Philip Lane from the European Central Bank indicated a journey remains regarding services inflation

    by VT Markets
    /
    Jun 25, 2025

    European Central Bank chief economist, Philip Lane, remarked that there is still progress to be made in tackling services inflation. He added that confidence is growing in achieving the inflation target.

    Lane stated that monetary policy needs to consider not just the main expected path but also the risks affecting activity and inflation. Assessing how different rate paths perform in various scenarios is deemed essential.

    Temporary Deviations From Inflation Target

    He emphasised the necessity of ensuring that temporary deviations from the inflation target do not become permanent. Meanwhile, the EUR/USD exchange rate rose by 0.2% to 1.1600, unaffected by these remarks.

    The information is meant for informational purposes and is not an investment recommendation. It involves forward-looking statements that carry risks and uncertainties. Thorough research before making financial decisions is advised, as investing involves significant risk, including potential total loss of investment.

    Lane’s latest remarks focused squarely on the persistence of high inflation in service sectors—an area where rising costs tend to linger longer than in goods. What he’s pointing to is that while headline inflation has moderated from its highs, services inflation remains sticky. For those of us gauging interest rate direction, this type of inflation is particularly instructive, as it tends to reflect underlying wage pressures and consumption behaviour more directly. To put it simply, it’s not going away quickly, and policymakers know it.


    When Lane talks about confidence building in hitting the inflation target, it suggests policy is expected to stay restrictive, but with less urgency in future tightening. What we’re seeing is a shift from aggressive hikes to a more patient posture. However, patience doesn’t mean comfort.
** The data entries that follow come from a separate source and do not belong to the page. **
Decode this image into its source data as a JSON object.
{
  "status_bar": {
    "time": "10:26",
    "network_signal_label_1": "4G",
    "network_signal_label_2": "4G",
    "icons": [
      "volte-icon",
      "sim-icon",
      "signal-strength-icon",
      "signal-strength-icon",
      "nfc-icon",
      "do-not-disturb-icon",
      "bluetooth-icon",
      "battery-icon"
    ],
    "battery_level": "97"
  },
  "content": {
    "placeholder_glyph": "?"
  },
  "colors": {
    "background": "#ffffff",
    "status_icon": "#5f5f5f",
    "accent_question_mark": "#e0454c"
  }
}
He explicitly warns about transitory deviations from the inflation target threatening permanence. In plain terms, if inflation is allowed to sit too high for too long, people and businesses may come to expect it, unravelling gains achieved so far.

    Broad Strategy In Monetary Policy

    The idea that monetary policy must consider not just baseline forecasts but alternative outcomes hints at a broader strategy. The ECB is not steering the ship by sailing charted waters alone. Rate paths are now being weighed against stress-test-like scenarios. For those reading between the lines, this stance requires preparing for asymmetric responses—cutting slower when things look better, moving faster if shocks reappear. From where we sit, that makes the forward curve more sensitive to incoming data than it has been in months.
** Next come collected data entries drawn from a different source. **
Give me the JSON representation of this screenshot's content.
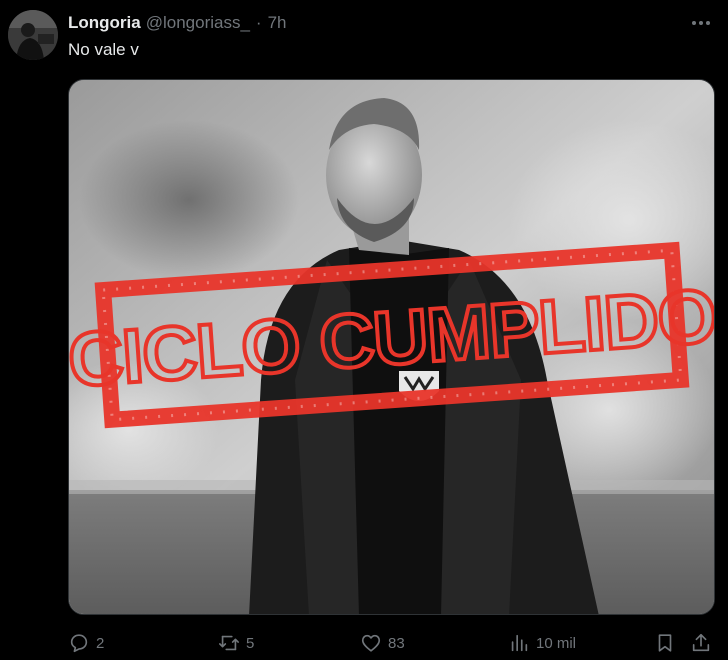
{
  "tweet": {
    "author_name": "Longoria",
    "handle": "@longoriass_",
    "separator": "·",
    "time": "7h",
    "text": "No vale v",
    "image": {
      "stamp_text": "CICLO CUMPLIDO",
      "stamp_color": "#e8352a"
    }
  },
  "actions": {
    "replies": "2",
    "reposts": "5",
    "likes": "83",
    "views": "10 mil"
  },
  "colors": {
    "background": "#000000",
    "text_primary": "#e7e9ea",
    "text_secondary": "#71767b",
    "border": "#2f3336"
  },
  "icons": [
    "more-icon",
    "reply-icon",
    "repost-icon",
    "like-icon",
    "views-icon",
    "bookmark-icon",
    "share-icon"
  ]
}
    What stood out was how the euro barely reacted, with EUR/USD ticking up just 0.2%. That market reaction—or the lack of it—tells us positioning was already leaning towards these remarks. Investors likely had already priced in a slower, steady policy path, especially as earlier expectations for more rate increases have been scaled back. Currency stability in the face of policy remarks implies that surprise risk is shifting elsewhere—perhaps through inflation data, wage numbers, or energy volatility.

    As a result, one cannot afford to rely solely on headline summaries. It’s not about whether the ECB is dovish or hawkish. The emphasis must now be on duration—how long high policy rates stay in place—and under what conditions rate cuts even become part of the discussion. It’s also worth paying close attention to how economic activity holds up in parallel, particularly consumption-driven sectors, which feed directly into services inflation measures.
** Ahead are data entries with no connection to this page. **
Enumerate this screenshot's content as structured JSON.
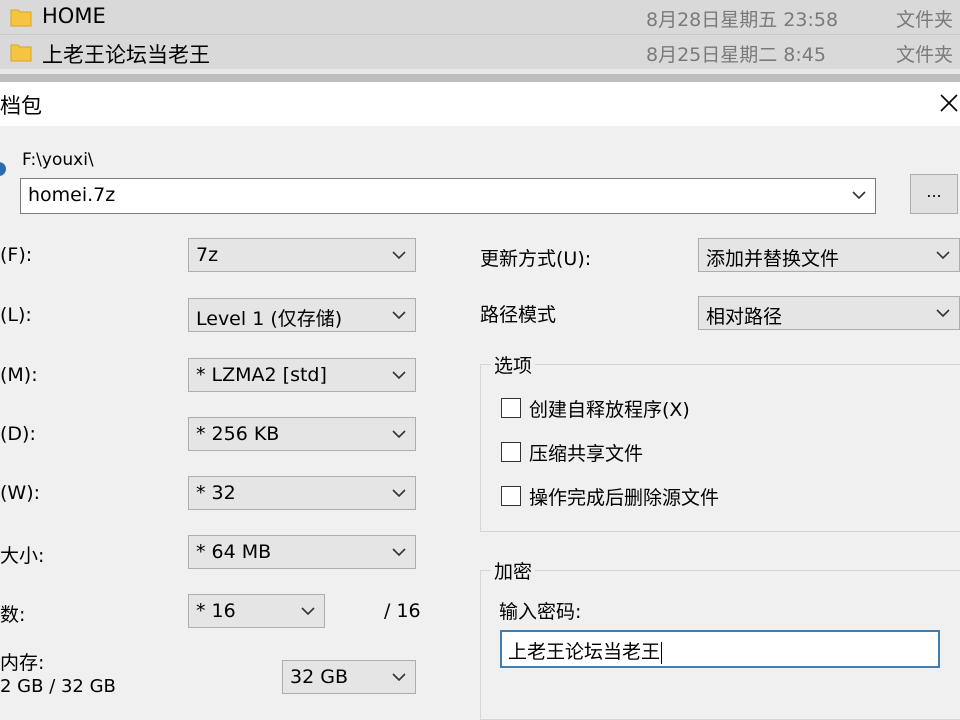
{
  "explorer": {
    "rows": [
      {
        "name": "HOME",
        "date": "8月28日星期五 23:58",
        "type": "文件夹"
      },
      {
        "name": "上老王论坛当老王",
        "date": "8月25日星期二 8:45",
        "type": "文件夹"
      }
    ]
  },
  "dialog": {
    "title": "档包",
    "path_label": "F:\\youxi\\",
    "archive_name": "homei.7z",
    "browse_label": "...",
    "fields": {
      "format": {
        "label": "(F):",
        "value": "7z"
      },
      "level": {
        "label": "(L):",
        "value": "Level 1 (仅存储)"
      },
      "method": {
        "label": "(M):",
        "value": "* LZMA2 [std]"
      },
      "dict": {
        "label": "(D):",
        "value": "* 256 KB"
      },
      "word": {
        "label": "(W):",
        "value": "* 32"
      },
      "solid": {
        "label": "大小:",
        "value": "* 64 MB"
      },
      "threads": {
        "label": "数:",
        "value": "* 16",
        "max": "/ 16"
      },
      "memory": {
        "label": "内存:",
        "usage": "2 GB / 32 GB",
        "value": "32 GB"
      }
    },
    "update": {
      "label": "更新方式(U):",
      "value": "添加并替换文件"
    },
    "pathmode": {
      "label": "路径模式",
      "value": "相对路径"
    },
    "options": {
      "title": "选项",
      "items": [
        {
          "label": "创建自释放程序(X)",
          "checked": false
        },
        {
          "label": "压缩共享文件",
          "checked": false
        },
        {
          "label": "操作完成后删除源文件",
          "checked": false
        }
      ]
    },
    "encryption": {
      "title": "加密",
      "password_label": "输入密码:",
      "password_value": "上老王论坛当老王"
    }
  },
  "icons": {
    "folder": "folder-icon",
    "close": "close-icon",
    "chevron": "chevron-down-icon"
  },
  "colors": {
    "folder": "#f5c542",
    "focus_border": "#3c7fb1",
    "titlebar": "#ffffff"
  }
}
    For those trading or managing derivative exposures, sensitivity to scenario probabilities will probably take on increased importance. Especially in pricing instruments tied to rate expectations, skew is likely to develop in positions that hedge downside growth risk rather than upside rate risk. Implied volatility could remain subdued for longer, but that may change quickly if the baseline narrative strays.

    In short, while official tone has become incrementally more measured, the tolerance window for inflation deviations remains tight. There appears to be little appetite for another delay in goal achievement. For now, TLTRO repayments, wage agreements, and second-round effects will be essential markers in anticipating the next shift—even before any official signal arrives.